I have no idea, but since the Magic action is required to cast spells of the duration ‘action’ the two are basically synonymous anyway

It is not though. There are numerous exceptions to that - Quicken Spell, War Magic, Mantle of Majesty, Battle Magic, War Caster, Contingency ....

IMO Ready a Spell is another one of those exceptions.

Guess @BenjaminPey has the right answer, these are not the actual spells but item specific features, just like all the others that use that term, it’s just that their feature confusingly has the same name as a spell

It says it for the Demonocon of Iggwilv too and that does not change the spell at all.

I think it is because of the action, not the casting. You are using an item in a unique fasion to cause the magic item to cast the spell as opposed to just casting the spell and the designers want you to need to do a magic action for those items and not for the other ones that don't say it.

If it always requires a Magic Action anyway it is still redundant.
 


I think the real travesty happened when D&D introduced the concept of different action types (3rd edition, I think?).

Horrible idea, IMO. Back when it was just rounds, even ignoring segments, which I never used, gameplay was MUCH quicker and easier for everyone at the table to digest.

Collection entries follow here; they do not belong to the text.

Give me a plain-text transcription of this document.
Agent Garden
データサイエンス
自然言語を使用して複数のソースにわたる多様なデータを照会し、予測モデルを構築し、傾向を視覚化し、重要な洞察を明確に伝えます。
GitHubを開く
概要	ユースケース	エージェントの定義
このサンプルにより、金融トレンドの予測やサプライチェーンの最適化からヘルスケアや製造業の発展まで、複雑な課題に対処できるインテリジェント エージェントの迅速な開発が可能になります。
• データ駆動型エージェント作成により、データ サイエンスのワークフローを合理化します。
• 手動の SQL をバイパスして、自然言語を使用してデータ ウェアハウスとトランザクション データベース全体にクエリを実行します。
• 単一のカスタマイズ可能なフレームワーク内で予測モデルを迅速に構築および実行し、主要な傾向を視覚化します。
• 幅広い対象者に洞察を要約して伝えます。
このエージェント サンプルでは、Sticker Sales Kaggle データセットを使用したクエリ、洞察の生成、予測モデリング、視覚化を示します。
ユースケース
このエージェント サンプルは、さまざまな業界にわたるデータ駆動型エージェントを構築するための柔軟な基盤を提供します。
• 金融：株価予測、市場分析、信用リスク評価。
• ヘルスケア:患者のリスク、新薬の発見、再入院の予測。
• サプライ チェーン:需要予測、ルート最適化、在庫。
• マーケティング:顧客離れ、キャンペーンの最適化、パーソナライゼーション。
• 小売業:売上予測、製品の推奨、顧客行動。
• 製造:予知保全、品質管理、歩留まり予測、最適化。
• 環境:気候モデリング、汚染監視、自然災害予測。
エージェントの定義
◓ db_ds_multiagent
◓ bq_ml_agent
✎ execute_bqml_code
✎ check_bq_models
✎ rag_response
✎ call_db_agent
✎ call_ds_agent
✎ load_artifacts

Not every change is a progressive evolution. Some are simply bad/unnecessary ideas.
I admit that I'm somewhat sad that it took 23 pages for someone to comment that older editions did it better. What have we become.

While I don't have a horse in this race, I hope I never play at the same table with someone that says "I can't cast it as an action? HOW ABOUT AS A REACTION?". It's my equivalent of "I can't do this while flying? HA! WHAT IF I JUMP OFF THE BUILDING INSTEAD THEN I'M FALLING NOT FLYING HAHA ITS DIFFERENT SO THE RULES ALLOW IT AND I'TS NOT A LOT OF DAMAGE TO ME ANYWAY HAHA WHY ARE YOU PACKING YOUR BAGS AND OPENING THE DOOR DON'T GO."
 

It is not though. There are numerous exceptions to that - Quicken Spell, War Magic, Mantle of Majesty, Battle Magic, War Caster, Contingency
from the PHB “Most spells require the Magic action to cast, but some spells require a Bonus Action, a Reaction, or 1 minute or more. A spell’s Casting Time entry specifies which of those is required.”